[DIYbio] Re: Democratizing Science - What can we do?

The discussion in this thread led by Josiah is exactly what has drawn me to DIY bio. I am a PhD candidate in Biomedical Engineering at Wayne State University. For going on 12 years of my career in academia, I've seen bright individuals get their PhDs or newly minted junior professors slave to this system of researching topics that *might* get them funding. The suggestion to stay in Academia and shoot for gaining tenure, while may sound like a supportive comment, is easier said than done. In my opinion and experience, continuing down that road ends in me running myself into the ground, not having enough time for my children, and inadvertently wreaking havoc on my marriage. My passion is biology and engineering, the future is so bright but the finding climate in academia is bleak beyond words. That's why I intend to take advantage of local resources on campus and launch a biotech hacker space in Detroit. (Actually, in Farmington Hills, halfway between UM Ann Arbor and Detroit, where I live, so we'll call it southeast Michigan to be honest haha).
Citizen science is where it's at and I want to join the movement in rebelling against this repressive environment in academia and industry, we must band together and take STEM back for the betterment of humanity and not just focusing on profit-oriented projects.

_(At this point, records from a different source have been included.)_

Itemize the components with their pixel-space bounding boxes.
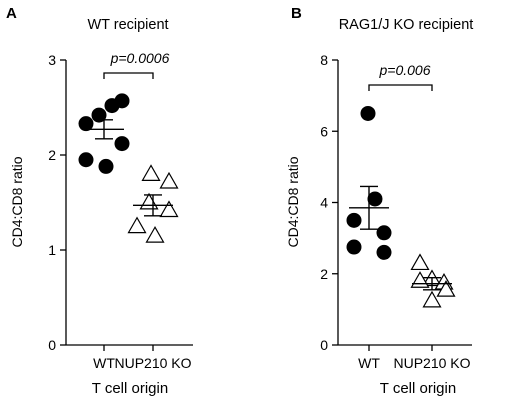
- data-point-b: [346, 239, 362, 255]
- panel-letter-b: B: [291, 5, 302, 22]
- x-tick-label-a: NUP210 KO: [114, 355, 191, 371]
- data-point-b: [410, 271, 430, 288]
- data-point-a: [114, 136, 130, 152]
- chart-title-a: WT recipient: [87, 17, 168, 33]
- data-point-a: [127, 216, 147, 234]
- x-tick-label-b: NUP210 KO: [393, 355, 470, 371]
- panel-letter-a: A: [6, 5, 17, 22]
- panel-b: B RAG1/J KO recipient CD4:CD8 ratio T ce…: [285, 5, 473, 397]
- data-point-a: [78, 116, 94, 132]
- data-point-b: [376, 244, 392, 260]
- data-point-b: [422, 290, 442, 308]
- data-point-a: [159, 171, 179, 189]
- x-tick-label-b: WT: [358, 355, 380, 371]
- data-point-b: [346, 212, 362, 228]
- data-point-a: [98, 158, 114, 174]
- chart-title-b: RAG1/J KO recipient: [339, 17, 474, 33]
- y-axis-label-a: CD4:CD8 ratio: [9, 156, 25, 247]
- y-tick-label-b: 0: [320, 337, 328, 353]
- data-point-a: [139, 192, 159, 210]
- data-point-b: [410, 253, 430, 271]
- significance-bracket-a: [103, 72, 154, 79]
- panel-a: A WT recipient CD4:CD8 ratio T cell orig…: [6, 5, 193, 397]
- y-tick-label-a: 0: [48, 337, 56, 353]
- data-point-a: [159, 200, 179, 218]
- data-point-a: [91, 107, 107, 123]
- data-point-a: [145, 226, 165, 243]
- p-value-a: p=0.0006: [110, 50, 170, 66]
- data-point-b: [367, 191, 383, 207]
- significance-bracket-b: [368, 84, 433, 91]
- x-tick-label-a: WT: [93, 355, 115, 371]
- data-point-b: [436, 280, 456, 297]
- x-axis-label-b: T cell origin: [380, 380, 456, 397]
- y-axis-label-b: CD4:CD8 ratio: [285, 156, 301, 247]
- y-tick-label-b: 6: [320, 123, 328, 139]
- data-point-a: [78, 152, 94, 168]
- y-tick-label-a: 3: [48, 52, 56, 68]
- y-tick-label-b: 2: [320, 266, 328, 282]
- x-axis-label-a: T cell origin: [92, 380, 168, 397]
- y-tick-label-b: 8: [320, 52, 328, 68]
- data-point-a: [114, 93, 130, 109]
- y-tick-label-a: 1: [48, 242, 56, 258]
- data-point-b: [360, 105, 376, 121]
- y-tick-label-a: 2: [48, 147, 56, 163]
- y-tick-label-b: 4: [320, 195, 328, 211]
- p-value-b: p=0.006: [379, 62, 431, 78]
- data-point-b: [376, 225, 392, 241]
- data-point-a: [141, 164, 161, 181]
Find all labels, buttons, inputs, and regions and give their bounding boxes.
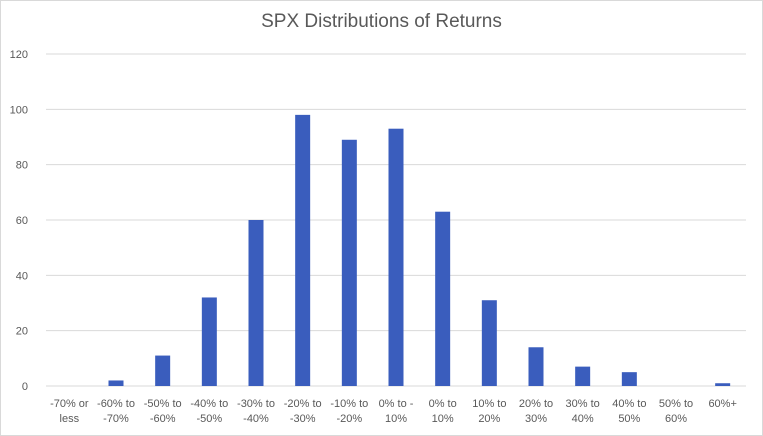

If anyone reading this is in the Southeast Michigan area, and is interested in joining STEAM Here & There, I'd love to talk more. I'm in the process of preparing my pitch for a competition at Wayne State in October. Those funds and legal services I already have free access to will be used to file a 501(c)3 to get the STEAM Here & There proverbial show on the road. We envision having a biotech hackerspace in a location easily accessible to the community, with a mobile unit that will travel about the Southeast Michigan area bringing pop-up science and tech events to schools and neighborhoods who otherwise would not have access to these resources.

Regarding competent cells, Josiah, have you made these before at work? Or are these your first try ever at home? I used to be the lab manager in Dr. Allen Liu's lab at UM in Mechanical Engineering. His passion is synthetic biology. I've made competent BL21(DE3) (for protein expression) and DH5(alpha) which may be what you're working on. I would be happy to converse about troubleshooting! I know our first few batches when Allen started his lab at UM after moving from Scripps was that we needed to snap freeze. Do you have LN at home? If not, we used to out dry ice in absolute ethanol to get a solution cool enough for snap freezing!